Baltic Sea Gas Exchange: Lower Transfer Velocities Explained

The Baltic Sea, a crucial waterway for regional trade and a sensitive ecosystem, is exhibiting lower rates of gas exchange with the atmosphere than other ocean regions, a phenomenon with potential implications for carbon dioxide cycling and broader climate dynamics. Recent research indicates this reduced exchange is linked to the sea’s unique characteristics – limited wind fetch and elevated surfactant levels – and could affect the accuracy of current climate models.

Gas transfer velocity, denoted as ‘k’, is a key metric used to determine the rate at which gases move between the ocean and the atmosphere. Lower ‘k’ values mean less gas is exchanged. Studies, including work published in March 2019 in Ocean Science, demonstrate that the Baltic Sea’s coastal waters have significantly lower ‘k’ values compared to other oceanic areas experiencing similar wind speeds. This isn’t simply a matter of differing wind conditions; the Baltic Sea’s inherent physical properties are playing a substantial role.

One primary factor is wind fetch. Fetch refers to the distance over which wind blows across a body of water. The Baltic Sea, being a relatively shallow and enclosed sea, has limited fetch in many areas. This restricts the development of larger waves, which are crucial for enhancing gas exchange. Larger waves create more surface area and turbulence, facilitating the transfer of gases. Without sufficient fetch, the wind’s energy is not fully transferred to the water, resulting in smaller waves and reduced gas exchange.

Adding to the complexity is the presence of surfactants. These are compounds that reduce the surface tension of water. The Baltic Sea is known to have high concentrations of naturally occurring surfactants, largely due to the presence of microalgae. While surfactants can have various effects, in the context of gas exchange, they tend to suppress the formation of bubbles and dampen wave breaking, both of which contribute to gas transfer. A recent study, detailed in a preprint published on January 19, 2026 in EGU Sphere, suggests that elevated surfactant concentrations may contribute to a 25% reduction in gas transfer velocity.

The implications of these findings extend beyond purely academic interest. Accurate modeling of air-sea gas exchange is vital for understanding the global carbon cycle and predicting future climate change scenarios. The Baltic Sea, while relatively small compared to the world’s oceans, plays a disproportionately important role in regional carbon dynamics. If current models overestimate gas exchange in the Baltic Sea – as these findings suggest – they may also be overestimating the ocean’s overall capacity to absorb carbon dioxide from the atmosphere.

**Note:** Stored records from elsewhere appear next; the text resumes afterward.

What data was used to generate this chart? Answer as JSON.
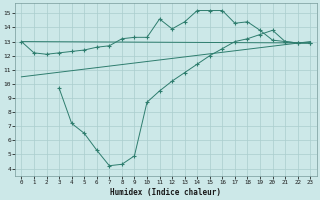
{
  "line1_x": [
    0,
    1,
    2,
    3,
    4,
    5,
    6,
    7,
    8,
    9,
    10,
    11,
    12,
    13,
    14,
    15,
    16,
    17,
    18,
    19,
    20,
    21,
    22,
    23
  ],
  "line1_y": [
    13.0,
    12.2,
    12.1,
    12.2,
    12.3,
    12.4,
    12.6,
    12.7,
    13.2,
    13.3,
    13.3,
    14.6,
    13.9,
    14.4,
    15.2,
    15.2,
    15.2,
    14.3,
    14.4,
    13.8,
    13.1,
    13.0,
    12.9,
    12.9
  ],
  "line2_x": [
    0,
    23
  ],
  "line2_y": [
    13.0,
    12.9
  ],
  "line3_x": [
    0,
    23
  ],
  "line3_y": [
    10.5,
    13.0
  ],
  "line4_x": [
    3,
    4,
    5,
    6,
    7,
    8,
    9,
    10,
    11,
    12,
    13,
    14,
    15,
    16,
    17,
    18,
    19,
    20,
    21,
    22,
    23
  ],
  "line4_y": [
    9.7,
    7.2,
    6.5,
    5.3,
    4.2,
    4.3,
    4.9,
    8.7,
    9.5,
    10.2,
    10.8,
    11.4,
    12.0,
    12.5,
    13.0,
    13.2,
    13.5,
    13.8,
    13.0,
    12.9,
    12.9
  ],
  "line_color": "#2e7d6e",
  "bg_color": "#cce8e8",
  "grid_color": "#aacece",
  "xlabel": "Humidex (Indice chaleur)",
  "xlim": [
    -0.5,
    23.5
  ],
  "ylim": [
    3.5,
    15.7
  ],
  "yticks": [
    4,
    5,
    6,
    7,
    8,
    9,
    10,
    11,
    12,
    13,
    14,
    15
  ],
  "xticks": [
    0,
    1,
    2,
    3,
    4,
    5,
    6,
    7,
    8,
    9,
    10,
    11,
    12,
    13,
    14,
    15,
    16,
    17,
    18,
    19,
    20,
    21,
    22,
    23
  ]
}
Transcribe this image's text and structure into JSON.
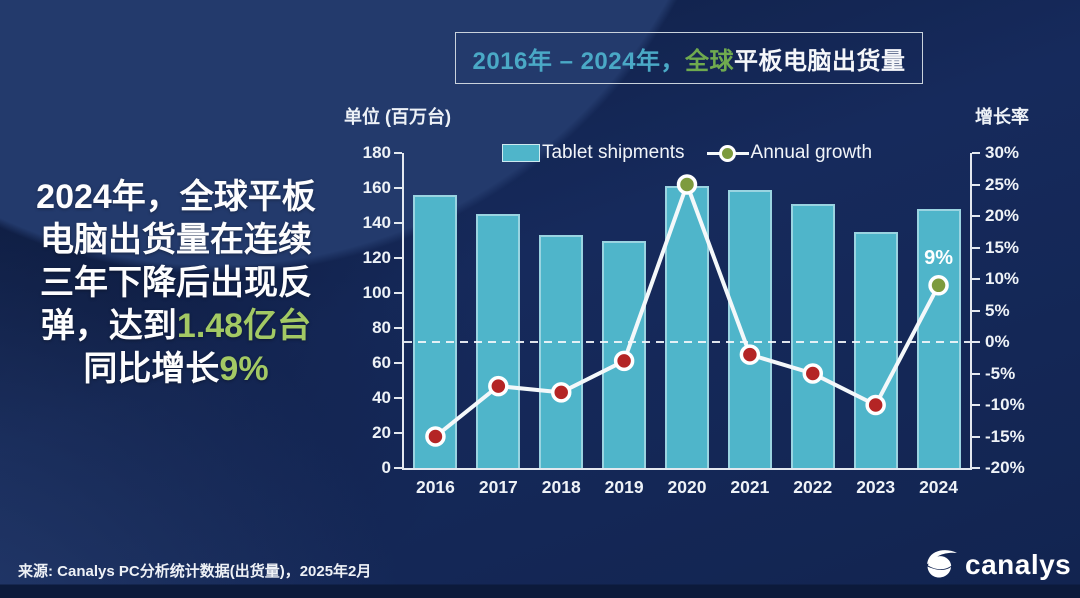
{
  "title": {
    "range": "2016年 – 2024年，",
    "scope": "全球",
    "subject": "平板电脑出货量"
  },
  "callout": {
    "lines": [
      {
        "pre": "2024年，全球平板"
      },
      {
        "pre": "电脑出货量在连续"
      },
      {
        "pre": "三年下降后出现反"
      },
      {
        "pre": "弹，达到",
        "green": "1.48亿台"
      },
      {
        "pre": "同比增长",
        "green": "9%"
      }
    ],
    "highlight_color": "#a3c964"
  },
  "axis_titles": {
    "left": "单位 (百万台)",
    "right": "增长率"
  },
  "chart_data": {
    "type": "bar+line combo",
    "categories": [
      "2016",
      "2017",
      "2018",
      "2019",
      "2020",
      "2021",
      "2022",
      "2023",
      "2024"
    ],
    "series": [
      {
        "name": "Tablet shipments",
        "type": "bar",
        "axis": "left",
        "unit": "million units",
        "values": [
          156,
          145,
          133,
          130,
          161,
          159,
          151,
          135,
          148
        ]
      },
      {
        "name": "Annual growth",
        "type": "line",
        "axis": "right",
        "unit": "%",
        "values": [
          -15,
          -7,
          -8,
          -3,
          25,
          -2,
          -5,
          -10,
          9
        ],
        "point_colors": [
          "#b42525",
          "#b42525",
          "#b42525",
          "#b42525",
          "#7d9b3e",
          "#b42525",
          "#b42525",
          "#b42525",
          "#7d9b3e"
        ]
      }
    ],
    "left_axis": {
      "label": "单位 (百万台)",
      "min": 0,
      "max": 180,
      "step": 20,
      "ticks": [
        "180",
        "160",
        "140",
        "120",
        "100",
        "80",
        "60",
        "40",
        "20",
        "0"
      ]
    },
    "right_axis": {
      "label": "增长率",
      "min": -20,
      "max": 30,
      "step": 5,
      "ticks": [
        "30%",
        "25%",
        "20%",
        "15%",
        "10%",
        "5%",
        "0%",
        "-5%",
        "-10%",
        "-15%",
        "-20%"
      ]
    },
    "zero_line": {
      "value": 0,
      "style": "dashed",
      "color": "#f5f8fb"
    },
    "annotations": [
      {
        "category": "2024",
        "text": "9%",
        "color": "#ffffff"
      }
    ],
    "legend": {
      "position": "top-center"
    },
    "grid": false,
    "colors": {
      "bar": "#4fb5ca",
      "bar_border": "#cdeaf0",
      "line": "#f4f8fa",
      "marker_negative": "#b42525",
      "marker_positive": "#7d9b3e",
      "axis": "#eef2f7",
      "background": "#15295a"
    }
  },
  "footer": {
    "source": "来源: Canalys PC分析统计数据(出货量)，2025年2月"
  },
  "logo": {
    "text": "canalys"
  }
}
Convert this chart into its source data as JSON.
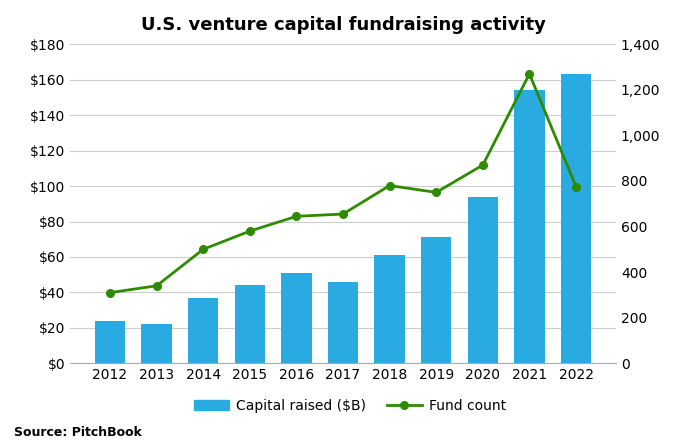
{
  "title": "U.S. venture capital fundraising activity",
  "years": [
    2012,
    2013,
    2014,
    2015,
    2016,
    2017,
    2018,
    2019,
    2020,
    2021,
    2022
  ],
  "capital_raised": [
    24,
    22,
    37,
    44,
    51,
    46,
    61,
    71,
    94,
    154,
    163
  ],
  "fund_count": [
    310,
    340,
    500,
    580,
    645,
    655,
    780,
    750,
    870,
    1270,
    775
  ],
  "bar_color": "#29ABE2",
  "line_color": "#2E8B00",
  "left_ylim": [
    0,
    180
  ],
  "right_ylim": [
    0,
    1400
  ],
  "left_yticks": [
    0,
    20,
    40,
    60,
    80,
    100,
    120,
    140,
    160,
    180
  ],
  "right_yticks": [
    0,
    200,
    400,
    600,
    800,
    1000,
    1200,
    1400
  ],
  "source_text": "Source: PitchBook",
  "legend_bar_label": "Capital raised ($B)",
  "legend_line_label": "Fund count",
  "background_color": "#FFFFFF",
  "grid_color": "#CCCCCC",
  "title_fontsize": 13,
  "tick_fontsize": 10,
  "source_fontsize": 9,
  "bar_width": 0.65
}
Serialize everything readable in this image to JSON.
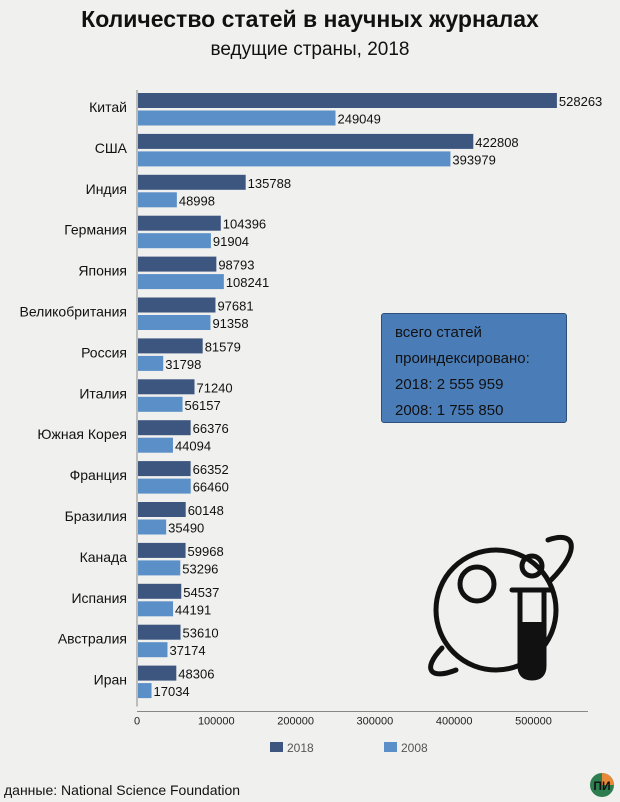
{
  "title": "Количество статей в научных журналах",
  "subtitle": "ведущие страны, 2018",
  "info_box": {
    "line1": "всего статей",
    "line2": "проиндексировано:",
    "line3": "2018: 2 555 959",
    "line4": "2008: 1 755 850"
  },
  "source": "данные: National Science Foundation",
  "logo_text": "П И",
  "colors": {
    "series_2018": "#3d5680",
    "series_2008": "#5b8fc7",
    "background": "#f0f0ee"
  },
  "chart_data": {
    "type": "bar",
    "orientation": "horizontal",
    "title": "Количество статей в научных журналах",
    "subtitle": "ведущие страны, 2018",
    "categories": [
      "Китай",
      "США",
      "Индия",
      "Германия",
      "Япония",
      "Великобритания",
      "Россия",
      "Италия",
      "Южная Корея",
      "Франция",
      "Бразилия",
      "Канада",
      "Испания",
      "Австралия",
      "Иран"
    ],
    "series": [
      {
        "name": "2018",
        "values": [
          528263,
          422808,
          135788,
          104396,
          98793,
          97681,
          81579,
          71240,
          66376,
          66352,
          60148,
          59968,
          54537,
          53610,
          48306
        ]
      },
      {
        "name": "2008",
        "values": [
          249049,
          393979,
          48998,
          91904,
          108241,
          91358,
          31798,
          56157,
          44094,
          66460,
          35490,
          53296,
          44191,
          37174,
          17034
        ]
      }
    ],
    "xlim": [
      0,
      540000
    ],
    "xticks": [
      0,
      100000,
      200000,
      300000,
      400000,
      500000
    ],
    "legend": "bottom",
    "grid": false
  }
}
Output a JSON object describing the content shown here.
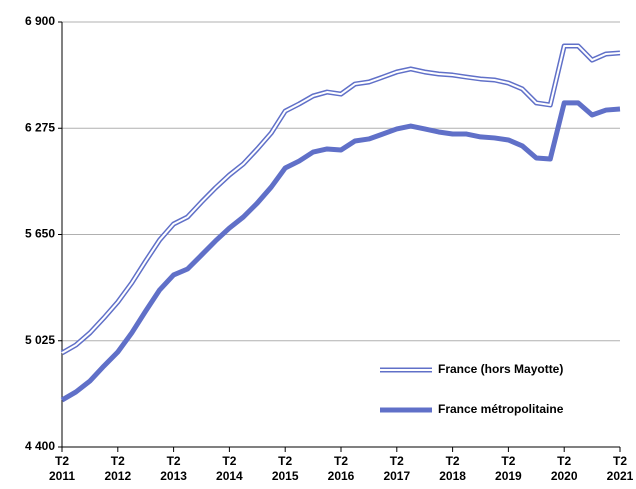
{
  "chart_data": {
    "type": "line",
    "categories": [
      "T2 2011",
      null,
      null,
      null,
      "T2 2012",
      null,
      null,
      null,
      "T2 2013",
      null,
      null,
      null,
      "T2 2014",
      null,
      null,
      null,
      "T2 2015",
      null,
      null,
      null,
      "T2 2016",
      null,
      null,
      null,
      "T2 2017",
      null,
      null,
      null,
      "T2 2018",
      null,
      null,
      null,
      "T2 2019",
      null,
      null,
      null,
      "T2 2020",
      null,
      null,
      null,
      "T2 2021"
    ],
    "series": [
      {
        "name": "France (hors Mayotte)",
        "color": "#6070c8",
        "style": "double",
        "values": [
          4953,
          5000,
          5071,
          5159,
          5253,
          5365,
          5494,
          5618,
          5712,
          5753,
          5841,
          5924,
          6000,
          6065,
          6153,
          6247,
          6376,
          6418,
          6465,
          6488,
          6476,
          6535,
          6547,
          6576,
          6606,
          6624,
          6606,
          6594,
          6588,
          6576,
          6565,
          6559,
          6541,
          6506,
          6424,
          6412,
          6759,
          6759,
          6676,
          6712,
          6718
        ]
      },
      {
        "name": "France métropolitaine",
        "color": "#6070c8",
        "style": "thick",
        "values": [
          4676,
          4724,
          4788,
          4876,
          4959,
          5071,
          5200,
          5324,
          5412,
          5447,
          5529,
          5612,
          5688,
          5753,
          5835,
          5929,
          6041,
          6082,
          6135,
          6153,
          6147,
          6200,
          6212,
          6241,
          6271,
          6288,
          6271,
          6253,
          6241,
          6241,
          6224,
          6218,
          6206,
          6171,
          6100,
          6094,
          6424,
          6424,
          6353,
          6382,
          6388
        ]
      }
    ],
    "ylim": [
      4400,
      6900
    ],
    "yticks": [
      {
        "value": 4400,
        "label": "4 400"
      },
      {
        "value": 5025,
        "label": "5 025"
      },
      {
        "value": 5650,
        "label": "5 650"
      },
      {
        "value": 6275,
        "label": "6 275"
      },
      {
        "value": 6900,
        "label": "6 900"
      }
    ],
    "grid": true,
    "legend": "lower right"
  }
}
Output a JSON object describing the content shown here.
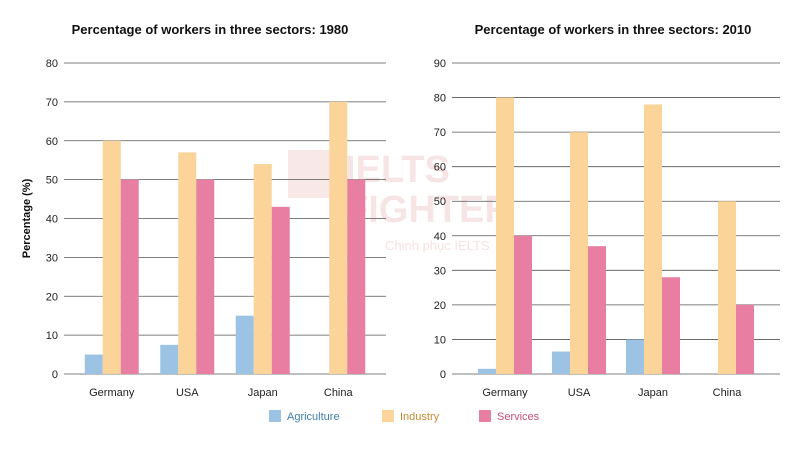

Researchers are employing various techniques to measure gas transfer velocities in the Baltic Sea. The active controlled flux technique (ACFT) has been used to measure heat transfer velocities, which can then be scaled to estimate gas transfer velocities using laboratory-derived Schmidt number exponents. Eddy covariance (EC) and dual-tracer techniques are also being utilized to independently determine ‘k’ values. Notably, the January 2026 research indicates that EC-based CO2 transfer velocities are, on average, 33% lower than those reported in open ocean EC studies, highlighting the unique conditions present in the Baltic Sea.

The study published in EGU Sphere emphasizes the need to move beyond simple wind speed-based parameterizations of gas transfer velocity. Traditional models often rely solely on wind speed as the primary driver of gas exchange. However, the Baltic Sea case demonstrates that factors like fetch and surfactant concentrations are equally, if not more, important, particularly in fetch-limited and surfactant-abundant environments. Resolving the variability of sea surface CO2 concentration and incorporating these mechanisms into gas transfer velocity parametrizations is crucial for improving the accuracy of climate models.

Further research is needed to fully quantify the combined effects of fetch and surfactants on gas exchange in the Baltic Sea and other similar coastal environments. Understanding these complex interactions is essential for refining our understanding of the global carbon cycle and developing more accurate climate projections. The Baltic Sea serves as a valuable natural laboratory for studying these processes, offering insights that can be applied to other regions facing similar challenges.

The lower gas transfer velocities observed in the Baltic Sea also have potential implications for other gases beyond carbon dioxide. Dimethyl-sulfide (DMS) emissions, for example, are influenced by aerosolization of microalgae and bubbling, processes that are also affected by surface conditions and wave dynamics. Recent research, as reported by Google News, highlights the link between microalgae aerosolization and DMS emissions during bubbling events, further emphasizing the interconnectedness of physical and biological processes in the Baltic Sea.